5Qs for Every Corporate Professional: CimplyFive’s 5Qs to Ascertain if your Governance Policies Reflect Good Governance

Companies, especially listed companies, are required to adopt and display on their websites about a dozen policies covering different elements of corporate governance like Policy on Directors Induction and Training Program, Insider Trading, Related Party Transactions, Materiality, Whistle-blowers, and Ombudsman, among others. While these policies are mandated by SEBI regulations or Company law, the form and substance of these policies do reflect the quality of corporate governance in the Company. Our study of these polices over the last few years identified a few common shortcomings that are quite elementary in nature.

We have identified in the five questions issues which if addressed will enhance the quality of investor communication and make these polices your ambassadors of Good Corporate Governance.

  1. Is the objective of the policy along with the regulation under which this policy is mandated clearly captured in the policy document?

To be effective, policy documents need to capture their goals crisply and efficiently. An objective clause that captures its aim in simple language along with the regulatory provision it is based on goes a long way in ensuring effective communication.

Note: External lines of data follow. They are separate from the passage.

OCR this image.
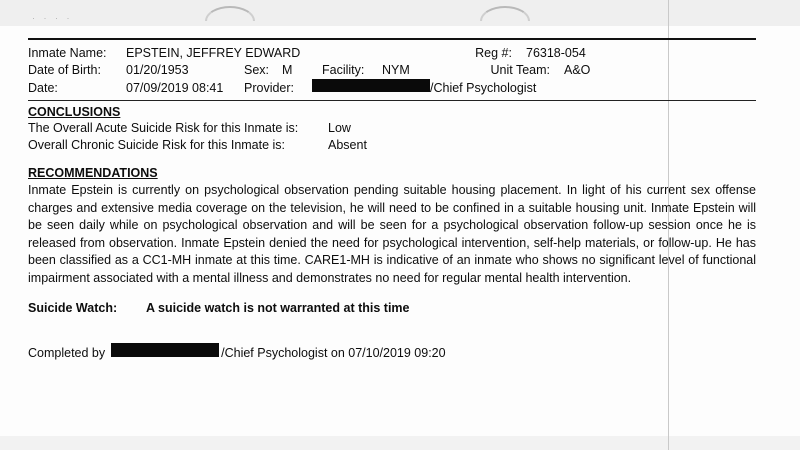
· · · ·
Inmate Name:	EPSTEIN, JEFFREY EDWARD	Reg #:	76318-054
Date of Birth:	01/20/1953	Sex:	M	Facility:	NYM	Unit Team:	A&O
Date:	07/09/2019 08:41	Provider:	/Chief Psychologist
CONCLUSIONS
The Overall Acute Suicide Risk for this Inmate is:	Low
Overall Chronic Suicide Risk for this Inmate is:	Absent
RECOMMENDATIONS
Inmate Epstein is currently on psychological observation pending suitable housing placement. In light of his current sex offense charges and extensive media coverage on the television, he will need to be confined in a suitable housing unit. Inmate Epstein will be seen daily while on psychological observation and will be seen for a psychological observation follow-up session once he is released from observation. Inmate Epstein denied the need for psychological intervention, self-help materials, or follow-up. He has been classified as a CC1-MH inmate at this time. CARE1-MH is indicative of an inmate who shows no significant level of functional impairment associated with a mental illness and demonstrates no need for regular mental health intervention.
Suicide Watch:	A suicide watch is not warranted at this time
Completed by	/Chief Psychologist on 07/10/2019 09:20
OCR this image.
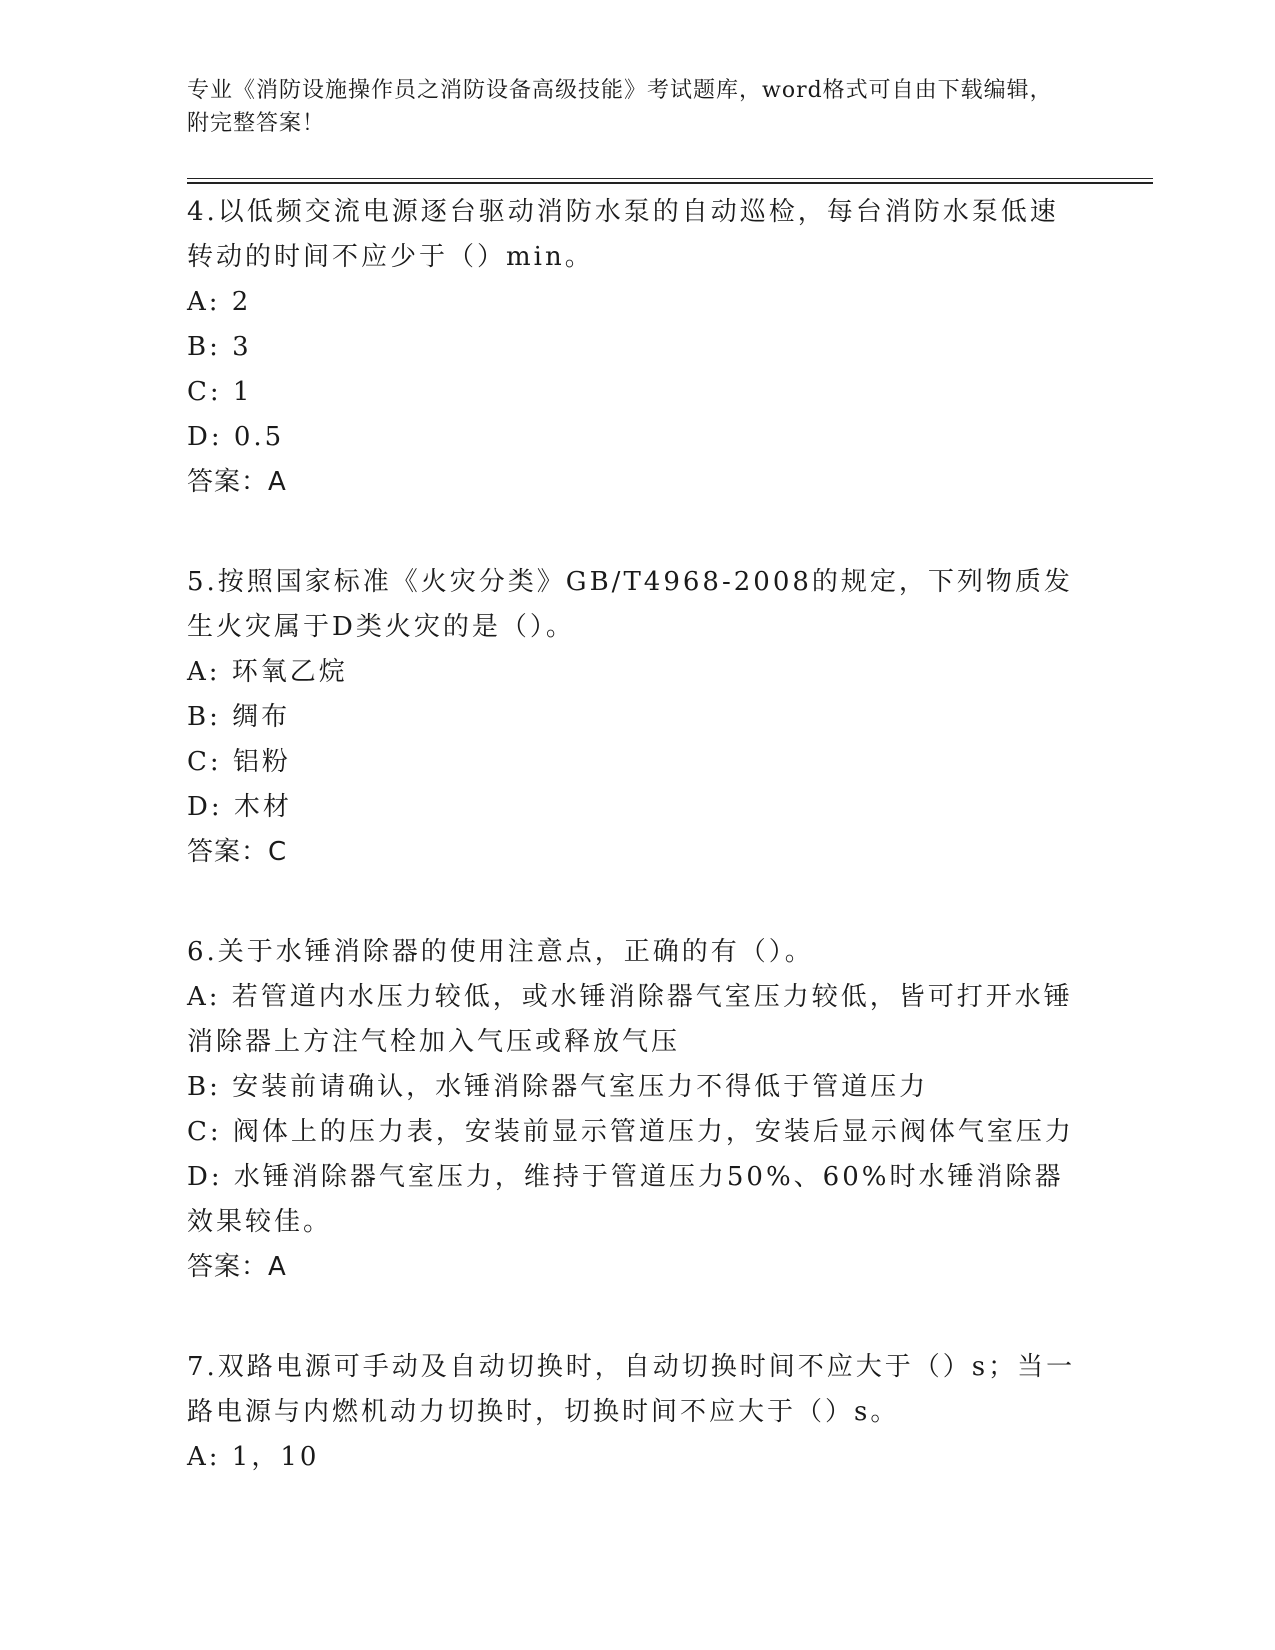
专业《消防设施操作员之消防设备高级技能》考试题库，word格式可自由下载编辑，附完整答案！

4.以低频交流电源逐台驱动消防水泵的自动巡检，每台消防水泵低速转动的时间不应少于（）min。

A: 2

B: 3

C: 1

D: 0.5

答案：A

5.按照国家标准《火灾分类》GB/T4968-2008的规定，下列物质发生火灾属于D类火灾的是（）。

A: 环氧乙烷

B: 绸布

C: 铝粉

D: 木材

答案：C

6.关于水锤消除器的使用注意点，正确的有（）。

A: 若管道内水压力较低，或水锤消除器气室压力较低，皆可打开水锤消除器上方注气栓加入气压或释放气压

B: 安装前请确认，水锤消除器气室压力不得低于管道压力

C: 阀体上的压力表，安装前显示管道压力，安装后显示阀体气室压力

D: 水锤消除器气室压力，维持于管道压力50%、60%时水锤消除器效果较佳。

答案：A

7.双路电源可手动及自动切换时，自动切换时间不应大于（）s；当一路电源与内燃机动力切换时，切换时间不应大于（）s。

A: 1，10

  1. Is the person to whom the policy is applicable clearly articulated in the policy document?

For its effective usage, a policy needs to clearly identify and reach the class of individuals or entities to whom it is applicable. For instance, the Whistle-blowers policy should specify that it covers stakeholders, both internal and external. Likewise, the Directors Induction and Training Program should specify if it covers only independent directors or all directors. This clause is critical where the coverage is defined by mandate and the usage of operating words are different from its colloquial usage like ‘Relatives’ in Related Party Transactions or ‘Insider’ in polices to regulate trading by insiders.

  1. Is the designation of the person /body authorizing the policy clearly mentioned in the policy document?

Corporate policies derive their authority from an authorised body or individual regulated under the law. It can be the Board of Directors, a Committee of Directors, or an executive authority to whom the power is delegated. Specifying the issuing authority is essential for it to be a living document for users to get their doubts clarified when new issues emerge that may be in the grey zone, requiring interpretation.

  1. Is the date of approval and effective date of the policy clearly visible in the policy document?

The most basic issue in formal documents is the date on which it is approved and the date from which it becomes effective. While its presence does not add lustre, its absence severely dents the credibility of the policy and reflects poor governance culture.

  1. Is the frequency of review and the person responsible for reviewing the document clearly captured in the policy document?

As both the regulatory and business environment are evolving and in a state of flux, it is essential that every policy has a pre-defined interval or event that requires its review or revalidation. Making this a basic element of the policy adds vigour and makes it more effective.

While policies are only communication documents, they reflect a lot more than the elements they cover, for they represent the culture of the organization, especially in matters regarding governance that have their foundation in ethics, where the motive is as important as action.